Ora, esaltare le doti di questa miscela altamente proteica ai giorni nostri, dichiarati ufficialmente “gluten free”, può sembrare una bestemmia culinaria ma se non soffriamo di celiachia conclamata proviamo a realizzarla per stupire i nostri commensali. «Dopo 24 ore l’impasto madre lievita - dice trionfalmente Sabatino - e si possono dorare le verdure: più sono “lisce” all’esterno e più questa pastella deve essere liquida». Mentre alla fatidica domanda “limone sì o no” che da sempre tormenta gli appassionati di questa cottura, la risposta del nostro chef non lascia scampo.

«No - chiude il nostro Virgilio della cucina gourmet - il limone non va utilizzato sulla frittura ma non perché sia scorretto il tentativo di sgrassare. Anzi.
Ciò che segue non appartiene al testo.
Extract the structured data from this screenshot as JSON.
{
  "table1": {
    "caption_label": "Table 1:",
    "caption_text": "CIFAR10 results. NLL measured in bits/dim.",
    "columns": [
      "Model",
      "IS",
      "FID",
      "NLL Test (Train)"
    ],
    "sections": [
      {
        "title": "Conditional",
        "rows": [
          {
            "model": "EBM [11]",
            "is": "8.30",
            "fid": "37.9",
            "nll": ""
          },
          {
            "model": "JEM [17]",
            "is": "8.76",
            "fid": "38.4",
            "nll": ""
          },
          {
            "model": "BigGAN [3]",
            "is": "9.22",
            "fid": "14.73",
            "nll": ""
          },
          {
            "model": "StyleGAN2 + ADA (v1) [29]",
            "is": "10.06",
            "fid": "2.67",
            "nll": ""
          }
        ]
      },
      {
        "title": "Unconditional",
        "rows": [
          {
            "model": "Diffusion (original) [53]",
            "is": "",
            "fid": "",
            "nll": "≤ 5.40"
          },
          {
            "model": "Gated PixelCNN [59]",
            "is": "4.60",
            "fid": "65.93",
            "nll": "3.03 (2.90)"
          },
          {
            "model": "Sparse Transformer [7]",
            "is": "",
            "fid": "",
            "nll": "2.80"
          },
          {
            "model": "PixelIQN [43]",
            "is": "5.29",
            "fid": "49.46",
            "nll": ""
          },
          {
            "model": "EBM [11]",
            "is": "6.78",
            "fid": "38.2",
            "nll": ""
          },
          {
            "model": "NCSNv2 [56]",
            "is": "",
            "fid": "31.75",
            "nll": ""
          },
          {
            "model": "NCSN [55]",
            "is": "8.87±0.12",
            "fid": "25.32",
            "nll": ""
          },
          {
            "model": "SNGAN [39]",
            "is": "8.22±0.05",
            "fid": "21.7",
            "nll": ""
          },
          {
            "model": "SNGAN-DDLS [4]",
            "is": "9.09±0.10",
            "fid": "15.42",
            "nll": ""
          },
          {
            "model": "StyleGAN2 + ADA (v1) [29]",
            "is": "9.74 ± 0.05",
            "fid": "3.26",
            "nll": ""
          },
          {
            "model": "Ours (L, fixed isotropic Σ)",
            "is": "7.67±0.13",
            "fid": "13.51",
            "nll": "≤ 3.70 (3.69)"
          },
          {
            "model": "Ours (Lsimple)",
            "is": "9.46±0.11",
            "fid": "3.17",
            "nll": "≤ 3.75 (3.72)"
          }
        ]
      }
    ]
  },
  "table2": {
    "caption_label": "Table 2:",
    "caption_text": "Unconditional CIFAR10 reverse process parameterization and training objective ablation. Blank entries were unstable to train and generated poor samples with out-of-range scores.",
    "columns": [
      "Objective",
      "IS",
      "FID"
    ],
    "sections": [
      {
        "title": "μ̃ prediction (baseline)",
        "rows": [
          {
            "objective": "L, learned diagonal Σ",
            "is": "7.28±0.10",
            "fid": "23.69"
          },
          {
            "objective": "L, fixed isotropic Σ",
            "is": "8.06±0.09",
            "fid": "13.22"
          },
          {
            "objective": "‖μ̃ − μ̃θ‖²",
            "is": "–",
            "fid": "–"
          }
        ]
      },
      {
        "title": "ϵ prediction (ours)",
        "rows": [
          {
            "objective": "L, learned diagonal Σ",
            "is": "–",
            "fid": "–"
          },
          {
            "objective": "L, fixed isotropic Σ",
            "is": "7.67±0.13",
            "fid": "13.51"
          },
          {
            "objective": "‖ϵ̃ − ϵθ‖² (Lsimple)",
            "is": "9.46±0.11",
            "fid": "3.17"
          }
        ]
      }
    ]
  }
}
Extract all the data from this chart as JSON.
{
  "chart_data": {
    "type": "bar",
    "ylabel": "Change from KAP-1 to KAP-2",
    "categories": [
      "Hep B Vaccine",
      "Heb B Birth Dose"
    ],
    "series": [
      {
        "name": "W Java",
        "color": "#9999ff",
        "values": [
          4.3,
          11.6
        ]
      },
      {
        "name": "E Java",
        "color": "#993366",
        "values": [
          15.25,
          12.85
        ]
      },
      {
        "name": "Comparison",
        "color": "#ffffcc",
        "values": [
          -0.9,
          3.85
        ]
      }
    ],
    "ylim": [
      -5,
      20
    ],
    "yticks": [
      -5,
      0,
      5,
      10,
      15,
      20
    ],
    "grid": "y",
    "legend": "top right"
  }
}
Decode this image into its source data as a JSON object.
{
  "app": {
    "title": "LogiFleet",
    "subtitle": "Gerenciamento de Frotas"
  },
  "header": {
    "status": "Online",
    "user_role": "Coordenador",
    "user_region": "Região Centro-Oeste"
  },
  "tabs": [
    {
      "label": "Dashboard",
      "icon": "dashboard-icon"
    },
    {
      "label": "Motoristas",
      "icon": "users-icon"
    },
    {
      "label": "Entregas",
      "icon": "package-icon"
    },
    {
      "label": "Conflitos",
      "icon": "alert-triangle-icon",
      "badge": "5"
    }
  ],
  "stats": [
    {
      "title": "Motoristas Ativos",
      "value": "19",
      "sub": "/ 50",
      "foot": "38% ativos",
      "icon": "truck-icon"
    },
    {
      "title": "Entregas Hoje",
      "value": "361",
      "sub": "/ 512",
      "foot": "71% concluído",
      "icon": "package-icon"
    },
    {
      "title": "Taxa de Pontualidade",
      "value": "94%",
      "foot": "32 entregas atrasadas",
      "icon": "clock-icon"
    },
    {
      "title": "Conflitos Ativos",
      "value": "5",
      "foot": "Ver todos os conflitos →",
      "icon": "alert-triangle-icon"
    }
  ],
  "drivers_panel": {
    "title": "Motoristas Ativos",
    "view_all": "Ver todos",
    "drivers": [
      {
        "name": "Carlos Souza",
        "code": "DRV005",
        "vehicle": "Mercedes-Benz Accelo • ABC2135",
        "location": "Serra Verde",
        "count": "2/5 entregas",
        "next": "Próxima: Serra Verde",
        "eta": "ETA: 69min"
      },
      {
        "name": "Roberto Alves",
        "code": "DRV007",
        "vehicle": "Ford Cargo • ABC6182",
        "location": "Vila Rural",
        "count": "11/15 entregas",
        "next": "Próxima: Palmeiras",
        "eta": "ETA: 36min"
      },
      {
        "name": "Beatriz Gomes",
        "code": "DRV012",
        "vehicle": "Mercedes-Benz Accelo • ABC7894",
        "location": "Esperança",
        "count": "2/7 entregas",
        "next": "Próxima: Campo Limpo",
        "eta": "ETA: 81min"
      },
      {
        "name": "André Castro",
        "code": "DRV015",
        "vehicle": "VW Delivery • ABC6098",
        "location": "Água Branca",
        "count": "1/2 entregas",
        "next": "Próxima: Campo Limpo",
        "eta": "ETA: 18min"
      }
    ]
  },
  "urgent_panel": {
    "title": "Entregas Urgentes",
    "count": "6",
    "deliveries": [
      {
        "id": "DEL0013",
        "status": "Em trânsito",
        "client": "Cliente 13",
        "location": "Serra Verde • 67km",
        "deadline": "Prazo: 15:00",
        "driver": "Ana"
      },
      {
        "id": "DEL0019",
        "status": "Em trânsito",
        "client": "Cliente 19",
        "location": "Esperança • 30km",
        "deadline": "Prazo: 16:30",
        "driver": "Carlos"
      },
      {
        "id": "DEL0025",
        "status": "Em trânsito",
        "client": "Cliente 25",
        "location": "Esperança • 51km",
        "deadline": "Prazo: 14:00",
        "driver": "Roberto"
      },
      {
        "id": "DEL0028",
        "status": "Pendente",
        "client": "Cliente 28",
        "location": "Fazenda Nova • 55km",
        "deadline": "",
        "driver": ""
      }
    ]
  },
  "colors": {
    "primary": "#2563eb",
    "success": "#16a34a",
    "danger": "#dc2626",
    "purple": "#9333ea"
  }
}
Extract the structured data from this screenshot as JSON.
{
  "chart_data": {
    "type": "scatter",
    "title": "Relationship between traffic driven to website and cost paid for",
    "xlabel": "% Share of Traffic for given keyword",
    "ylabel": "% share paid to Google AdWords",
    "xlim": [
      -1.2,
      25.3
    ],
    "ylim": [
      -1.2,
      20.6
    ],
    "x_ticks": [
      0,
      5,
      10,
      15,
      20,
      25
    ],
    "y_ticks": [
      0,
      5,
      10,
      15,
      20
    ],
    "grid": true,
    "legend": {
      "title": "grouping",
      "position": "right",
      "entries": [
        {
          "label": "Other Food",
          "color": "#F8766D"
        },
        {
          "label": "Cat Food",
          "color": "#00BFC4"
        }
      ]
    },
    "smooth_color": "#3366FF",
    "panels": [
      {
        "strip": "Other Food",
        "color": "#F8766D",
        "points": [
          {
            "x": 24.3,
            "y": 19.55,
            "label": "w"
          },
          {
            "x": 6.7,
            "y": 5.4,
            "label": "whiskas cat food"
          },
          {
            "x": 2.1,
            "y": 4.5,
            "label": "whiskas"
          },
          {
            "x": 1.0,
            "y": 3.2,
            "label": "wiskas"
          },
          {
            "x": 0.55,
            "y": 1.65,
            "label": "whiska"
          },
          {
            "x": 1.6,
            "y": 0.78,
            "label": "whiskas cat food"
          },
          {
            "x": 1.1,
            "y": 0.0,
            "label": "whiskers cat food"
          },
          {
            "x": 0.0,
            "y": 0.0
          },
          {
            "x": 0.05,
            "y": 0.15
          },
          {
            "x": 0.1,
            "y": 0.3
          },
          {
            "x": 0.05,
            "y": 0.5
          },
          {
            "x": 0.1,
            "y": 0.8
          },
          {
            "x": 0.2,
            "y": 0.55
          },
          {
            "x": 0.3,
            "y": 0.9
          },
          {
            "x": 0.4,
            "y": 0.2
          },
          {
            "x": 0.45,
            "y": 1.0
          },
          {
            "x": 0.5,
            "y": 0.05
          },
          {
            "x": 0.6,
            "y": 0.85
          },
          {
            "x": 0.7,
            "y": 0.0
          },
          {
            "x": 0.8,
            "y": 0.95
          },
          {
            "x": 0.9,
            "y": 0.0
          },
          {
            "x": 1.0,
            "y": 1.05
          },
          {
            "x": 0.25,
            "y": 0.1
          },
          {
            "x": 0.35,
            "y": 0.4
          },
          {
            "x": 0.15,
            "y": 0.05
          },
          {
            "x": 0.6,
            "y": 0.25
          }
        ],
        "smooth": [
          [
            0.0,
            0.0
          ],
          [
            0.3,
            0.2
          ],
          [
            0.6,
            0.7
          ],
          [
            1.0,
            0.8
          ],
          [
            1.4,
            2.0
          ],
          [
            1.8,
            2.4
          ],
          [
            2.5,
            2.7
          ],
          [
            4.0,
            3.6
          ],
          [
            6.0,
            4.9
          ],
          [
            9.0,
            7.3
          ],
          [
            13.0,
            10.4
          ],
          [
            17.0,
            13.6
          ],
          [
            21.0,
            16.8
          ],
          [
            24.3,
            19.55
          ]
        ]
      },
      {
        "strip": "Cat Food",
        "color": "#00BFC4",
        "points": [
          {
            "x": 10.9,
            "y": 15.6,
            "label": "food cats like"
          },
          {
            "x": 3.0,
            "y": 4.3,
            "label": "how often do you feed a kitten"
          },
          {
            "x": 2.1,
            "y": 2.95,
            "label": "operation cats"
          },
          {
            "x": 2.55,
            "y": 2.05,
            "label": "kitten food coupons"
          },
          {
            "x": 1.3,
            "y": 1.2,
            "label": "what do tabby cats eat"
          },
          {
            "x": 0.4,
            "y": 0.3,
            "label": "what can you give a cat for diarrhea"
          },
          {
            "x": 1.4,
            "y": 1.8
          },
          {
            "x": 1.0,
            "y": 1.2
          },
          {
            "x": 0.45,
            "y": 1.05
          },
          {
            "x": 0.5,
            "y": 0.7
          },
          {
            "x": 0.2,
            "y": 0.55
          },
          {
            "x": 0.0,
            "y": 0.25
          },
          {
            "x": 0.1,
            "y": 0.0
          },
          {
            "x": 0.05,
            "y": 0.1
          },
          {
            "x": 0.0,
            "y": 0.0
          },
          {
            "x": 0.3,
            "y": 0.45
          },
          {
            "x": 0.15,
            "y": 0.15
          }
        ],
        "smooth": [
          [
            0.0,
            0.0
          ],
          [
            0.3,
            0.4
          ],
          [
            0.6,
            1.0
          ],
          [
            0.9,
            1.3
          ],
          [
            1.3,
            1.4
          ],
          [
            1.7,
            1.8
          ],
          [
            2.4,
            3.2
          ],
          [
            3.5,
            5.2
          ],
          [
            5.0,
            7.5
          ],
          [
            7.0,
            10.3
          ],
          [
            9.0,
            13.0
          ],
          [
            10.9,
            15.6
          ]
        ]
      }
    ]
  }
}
Al contrario perché quelle gocce, delicate e cristalline quando finiscono sulla doratura la rendono molle, smontando tutto il fascino della frittura che sta nella sua croccantezza e se noi gliela togliamo tanto vale bollire o passare al forno la nostra pietanza». Forti di questa ultima convinzione, insomma, ora abbiamo ottenuto tutti gli elementi per riconoscere un fritto di qualità. Insomma «siamo fritti» e possiamo avvicinarci alla kermesse più importante d’Italia. Regalandoci poi anche un weekend di cultura e un salto al mare, sulla Riviera delle palme.